На фотографии шириной в две колонки Карен была изображена в строгом черном костюме и с помповым ружьем «ремингтон» в правой руке. Приклад ружья был уперт в кокетливо выдвинутое вперед бедро, ствол торчал над головой, ладонь сжимала оружие чуть выше спусковой скобы. А еще на Карен были темные очки, и она смотрела мимо камеры, чуть приоткрыв губы. Подпись гласила:
«ЕЕ ЗВАЛИ КАРЕН
Федеральный судебный исполнитель Карен Сиско охраняет вход в здание суда в Майами во время слушаний дела колумбийских наркодельцов. В ее обязанности также входит конвоирование правонарушителей в тюрьму и обвиняемых в суд, а следственная работа Карен заключается в выслеживании уголовных преступников. Вчера Карен Сиско, состоящую в штате службы судебных исполнителей Майами, видели в здании управления полиции Детройта, где она встречалась с высшими полицейскими чинами в связи с выполнением специального задания».

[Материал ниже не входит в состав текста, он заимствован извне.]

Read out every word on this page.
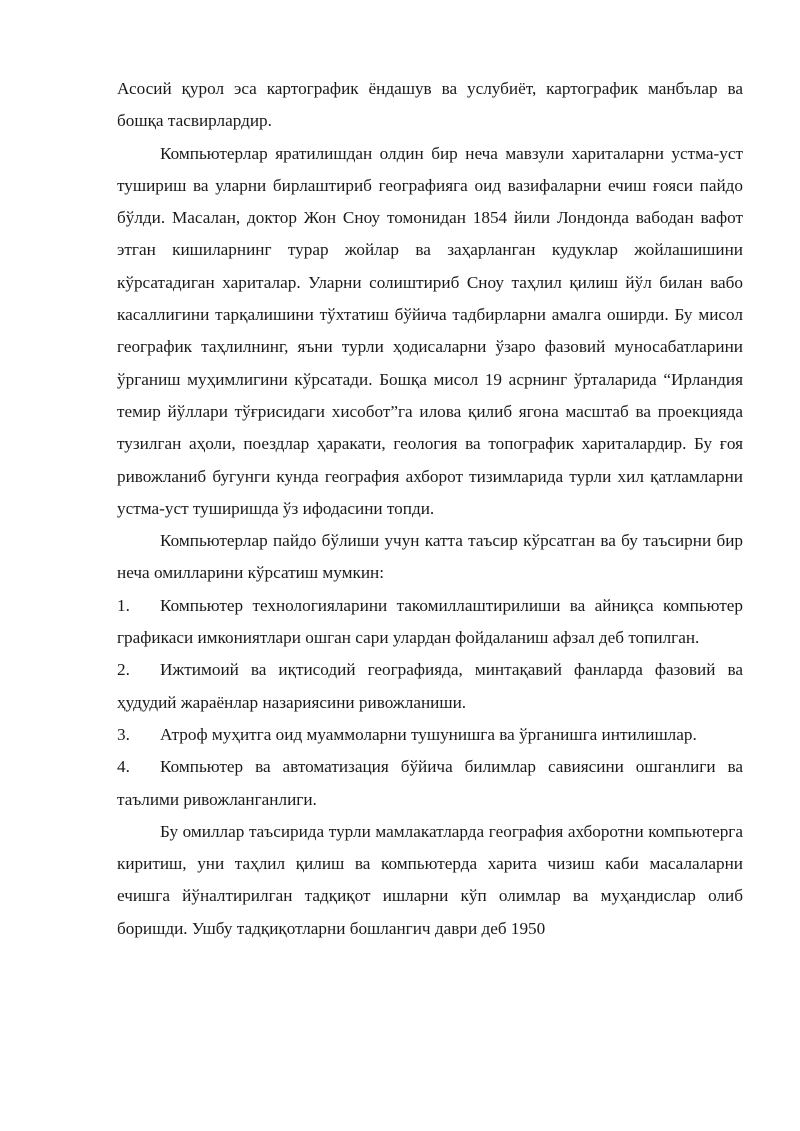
Асосий қурол эса картографик ёндашув ва услубиёт, картографик манбълар ва бошқа тасвирлардир.

Компьютерлар яратилишдан олдин бир неча мавзули хариталарни устма-уст тушириш ва уларни бирлаштириб географияга оид вазифаларни ечиш ғояси пайдо бўлди. Масалан, доктор Жон Сноу томонидан 1854 йили Лондонда вабодан вафот этган кишиларнинг турар жойлар ва заҳарланган кудуклар жойлашишини кўрсатадиган хариталар. Уларни солиштириб Сноу таҳлил қилиш йўл билан вабо касаллигини тарқалишини тўхтатиш бўйича тадбирларни амалга оширди. Бу мисол географик таҳлилнинг, яъни турли ҳодисаларни ўзаро фазовий муносабатларини ўрганиш муҳимлигини кўрсатади. Бошқа мисол 19 асрнинг ўрталарида “Ирландия темир йўллари тўғрисидаги хисобот”га илова қилиб ягона масштаб ва проекцияда тузилган аҳоли, поездлар ҳаракати, геология ва топографик хариталардир. Бу ғоя ривожланиб бугунги кунда география ахборот тизимларида турли хил қатламларни устма-уст туширишда ўз ифодасини топди.

Компьютерлар пайдо бўлиши учун катта таъсир кўрсатган ва бу таъсирни бир неча омилларини кўрсатиш мумкин:

1. Компьютер технологияларини такомиллаштирилиши ва айниқса компьютер графикаси имкониятлари ошган сари улардан фойдаланиш афзал деб топилган.

2. Ижтимоий ва иқтисодий географияда, минтақавий фанларда фазовий ва ҳудудий жараёнлар назариясини ривожланиши.

3. Атроф муҳитга оид муаммоларни тушунишга ва ўрганишга интилишлар.

4. Компьютер ва автоматизация бўйича билимлар савиясини ошганлиги ва таълими ривожланганлиги.

Бу омиллар таъсирида турли мамлакатларда география ахборотни компьютерга киритиш, уни таҳлил қилиш ва компьютерда харита чизиш каби масалаларни ечишга йўналтирилган тадқиқот ишларни кўп олимлар ва муҳандислар олиб боришди. Ушбу тадқиқотларни бошлангич даври деб 1950
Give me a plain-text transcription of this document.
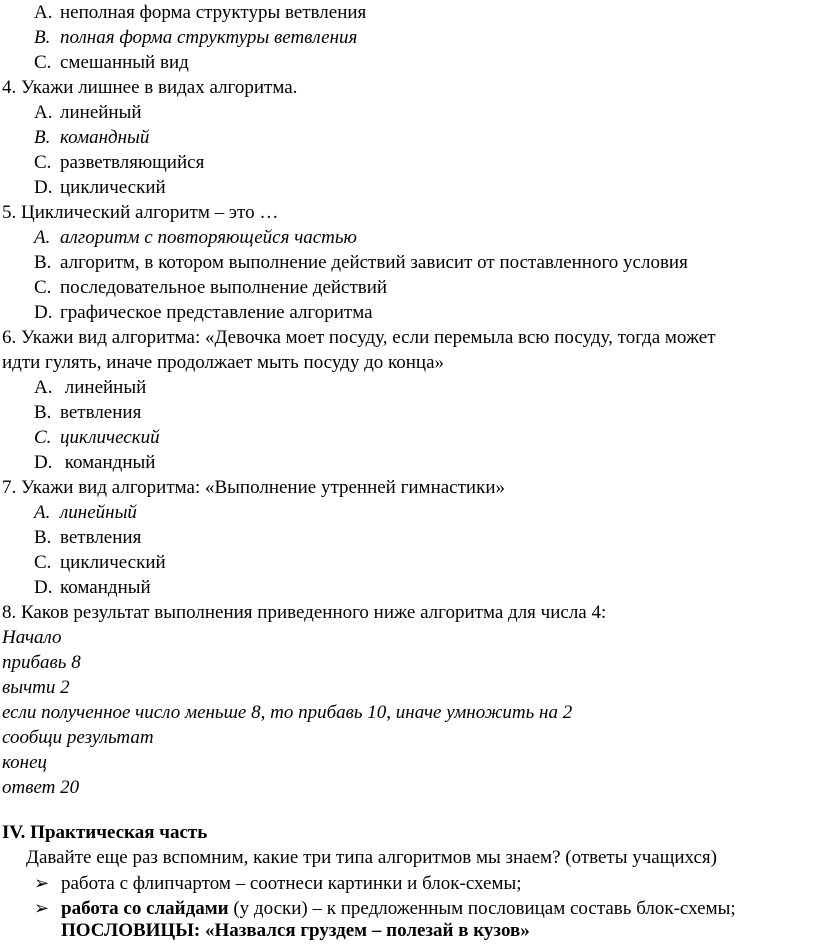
A. неполная форма структуры ветвления
B. полная форма структуры ветвления
C. смешанный вид
4. Укажи лишнее в видах алгоритма.
A. линейный
B. командный
C. разветвляющийся
D. циклический
5. Циклический алгоритм – это …
A. алгоритм с повторяющейся частью
B. алгоритм, в котором выполнение действий зависит от поставленного условия
C. последовательное выполнение действий
D. графическое представление алгоритма
6. Укажи вид алгоритма: «Девочка моет посуду, если перемыла всю посуду, тогда может
идти гулять, иначе продолжает мыть посуду до конца»
A. линейный
B. ветвления
C. циклический
D. командный
7. Укажи вид алгоритма: «Выполнение утренней гимнастики»
A. линейный
B. ветвления
C. циклический
D. командный
8. Каков результат выполнения приведенного ниже алгоритма для числа 4:
Начало
прибавь 8
вычти 2
если полученное число меньше 8, то прибавь 10, иначе умножить на 2
сообщи результат
конец
ответ 20
IV. Практическая часть
Давайте еще раз вспомним, какие три типа алгоритмов мы знаем? (ответы учащихся)
➢ работа с флипчартом – соотнеси картинки и блок-схемы;
➢ работа со слайдами (у доски) – к предложенным пословицам составь блок-схемы;
ПОСЛОВИЦЫ: «Назвался груздем – полезай в кузов»
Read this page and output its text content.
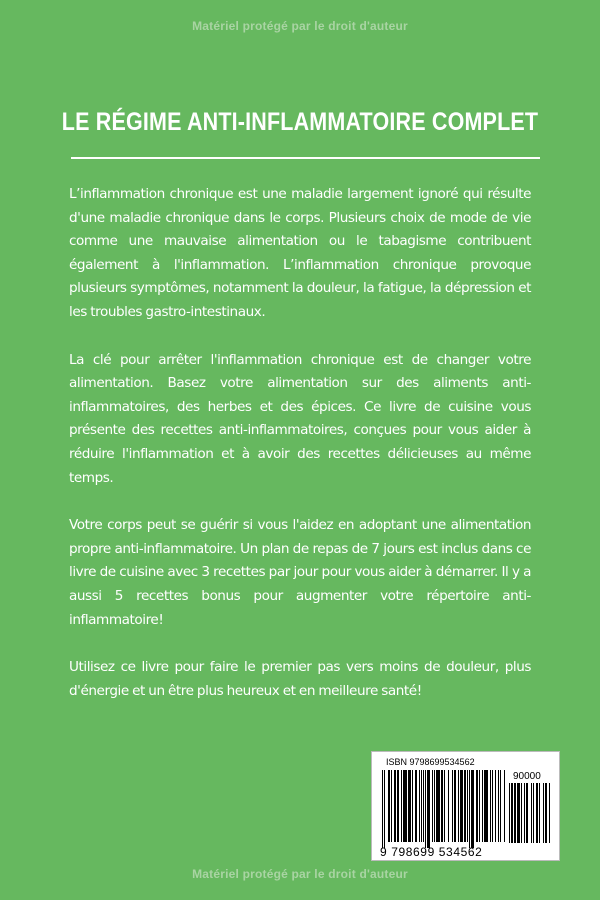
Matériel protégé par le droit d'auteur
LE RÉGIME ANTI-INFLAMMATOIRE COMPLET

L’inflammation chronique est une maladie largement ignoré qui résulte d'une maladie chronique dans le corps. Plusieurs choix de mode de vie comme une mauvaise alimentation ou le tabagisme contribuent également à l'inflammation. L’inflammation chronique provoque plusieurs symptômes, notamment la douleur, la fatigue, la dépression et les troubles gastro-intestinaux.

La clé pour arrêter l'inflammation chronique est de changer votre alimentation. Basez votre alimentation sur des aliments anti-inflammatoires, des herbes et des épices. Ce livre de cuisine vous présente des recettes anti-inflammatoires, conçues pour vous aider à réduire l'inflammation et à avoir des recettes délicieuses au même temps.

Votre corps peut se guérir si vous l'aidez en adoptant une alimentation propre anti-inflammatoire. Un plan de repas de 7 jours est inclus dans ce livre de cuisine avec 3 recettes par jour pour vous aider à démarrer. Il y a aussi 5 recettes bonus pour augmenter votre répertoire anti-inflammatoire!

Utilisez ce livre pour faire le premier pas vers moins de douleur, plus d'énergie et un être plus heureux et en meilleure santé!

ISBN 9798699534562
90000
9 798699 534562
Matériel protégé par le droit d'auteur
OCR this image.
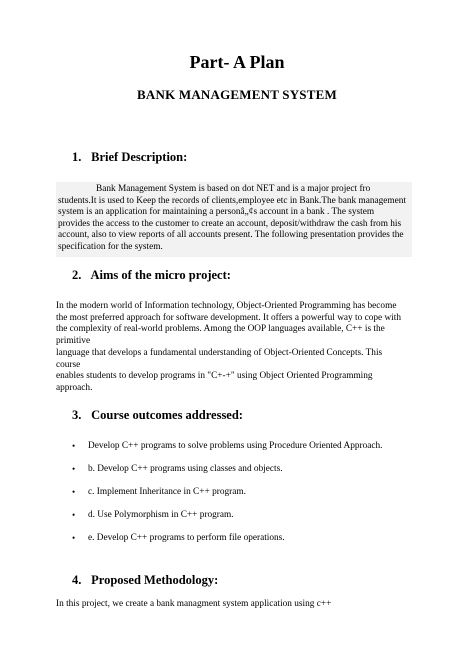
Part- A Plan
BANK MANAGEMENT SYSTEM
1. Brief Description:

Bank Management System is based on dot NET and is a major project fro

students.It is used to Keep the records of clients,employee etc in Bank.The bank management

system is an application for maintaining a personâ„¢s account in a bank . The system

provides the access to the customer to create an account, deposit/withdraw the cash from his

account, also to view reports of all accounts present. The following presentation provides the

specification for the system.

2. Aims of the micro project:

In the modern world of Information technology, Object-Oriented Programming has become
the most preferred approach for software development. It offers a powerful way to cope with
the complexity of real-world problems. Among the OOP languages available, C++ is the
primitive
language that develops a fundamental understanding of Object-Oriented Concepts. This
course
enables students to develop programs in "C+-+" using Object Oriented Programming
approach.

3. Course outcomes addressed:
• Develop C++ programs to solve problems using Procedure Oriented Approach.
• b. Develop C++ programs using classes and objects.
• c. Implement Inheritance in C++ program.
• d. Use Polymorphism in C++ program.
• e. Develop C++ programs to perform file operations.
4. Proposed Methodology:

In this project, we create a bank managment system application using c++
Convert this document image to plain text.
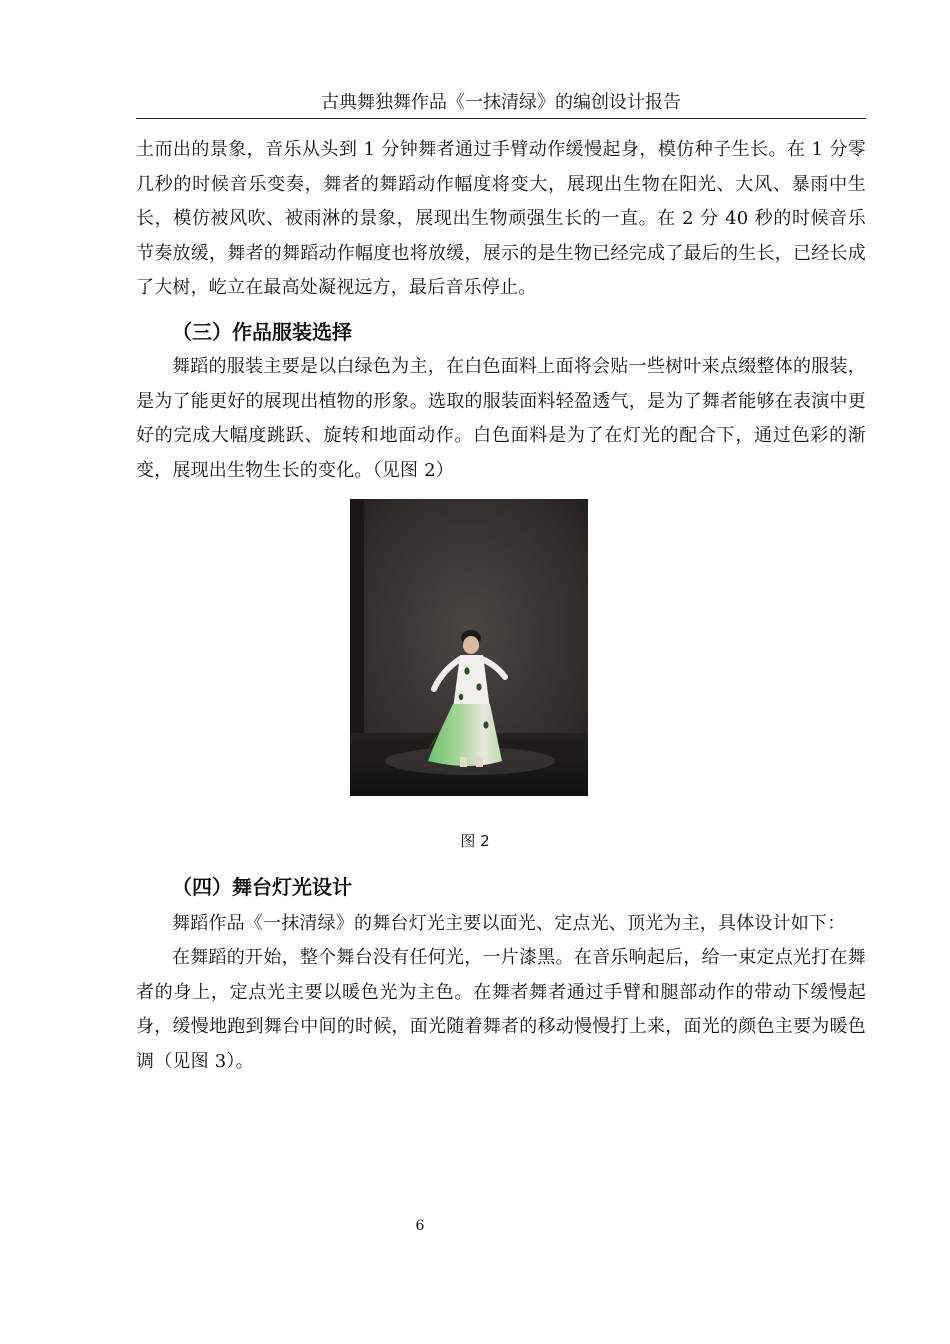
古典舞独舞作品《一抹清绿》的编创设计报告

土而出的景象，音乐从头到 1 分钟舞者通过手臂动作缓慢起身，模仿种子生长。在 1 分零几秒的时候音乐变奏，舞者的舞蹈动作幅度将变大，展现出生物在阳光、大风、暴雨中生长，模仿被风吹、被雨淋的景象，展现出生物顽强生长的一直。在 2 分 40 秒的时候音乐节奏放缓，舞者的舞蹈动作幅度也将放缓，展示的是生物已经完成了最后的生长，已经长成了大树，屹立在最高处凝视远方，最后音乐停止。

（三）作品服装选择

舞蹈的服装主要是以白绿色为主，在白色面料上面将会贴一些树叶来点缀整体的服装，是为了能更好的展现出植物的形象。选取的服装面料轻盈透气，是为了舞者能够在表演中更好的完成大幅度跳跃、旋转和地面动作。白色面料是为了在灯光的配合下，通过色彩的渐变，展现出生物生长的变化。（见图 2）

图 2
（四）舞台灯光设计

舞蹈作品《一抹清绿》的舞台灯光主要以面光、定点光、顶光为主，具体设计如下：

在舞蹈的开始，整个舞台没有任何光，一片漆黑。在音乐响起后，给一束定点光打在舞者的身上，定点光主要以暖色光为主色。在舞者舞者通过手臂和腿部动作的带动下缓慢起身，缓慢地跑到舞台中间的时候，面光随着舞者的移动慢慢打上来，面光的颜色主要为暖色调（见图 3）。

6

— Это была ошибка, — попыталась объясниться Марси. — Ну, то есть они поторопились. Я же велела им подождать, пока возьму у вас интервью — может, и писать-то не о чем…
— Как вы узнали, что я здесь?
— Видела, как вы входили в полицейское управление. Правда, я понятия не имела, с кем вы встречаетесь, но подумала, что все равно сумею с вами поговорить, а потому, чтобы не терять времени…
— Эта фотография была напечатана в «Геральде».
— Да, и я попросила редактора найти ее. По сети это несложно — стоит только сделать запрос, и через несколько минут увидишь все на мониторе. А еще я сказала редактору, что, если никакой истории не будет, фотографию можно напечатать в рубрике «Имена и лица» — он так и поступил, самолично придумав подпись. Видите ли, потом я не смогла вас найти, занялась другой статьей, закрутилась и не позвонила редактору. А ведущий рубрики «Имена и лица» чуть подкорректировал подпись, сделав ее более обтекаемой, и послал в печать. Карен, мне ужасно неловко, что я не сумела с вами поговорить.
— Все в порядке, не волнуйтесь. Ничего особенного не случилось.
— Я боялась, что вы просто рассвирепеете…
— Иногда я злюсь, но свирепею — редко. Правда, ребята из ФБР и службы судебных исполнителей могут задуматься — и правда, что же я здесь делаю?
— А они что, не знают?
— То есть они могут решить, что я просто обожаю любоваться своим именем в газете и сама вам позвонила. Впрочем, не думаю, что это их сильно взволнует.
— Вы не хотели, чтобы они знали, что вы здесь, а я вас, сама того не желая, разоблачила. Карен, правда, извините меня. — Несколько секунд она молчала, а потом добавила: — Может, все-таки скажете, зачем вы сюда приехали?
— Чтобы встретиться с высшими полицейскими чинами в связи с выполнением специального задания. Чем вас не устраивает такая формулировка?
— Тем, что ничего не раскрывает.
— А на мой взгляд, этого более чем достаточно. — Карен не терпелось повесить трубку, но она не могла не спросить: — Кстати, как вы узнали, что я остановилась в «Уэстине»?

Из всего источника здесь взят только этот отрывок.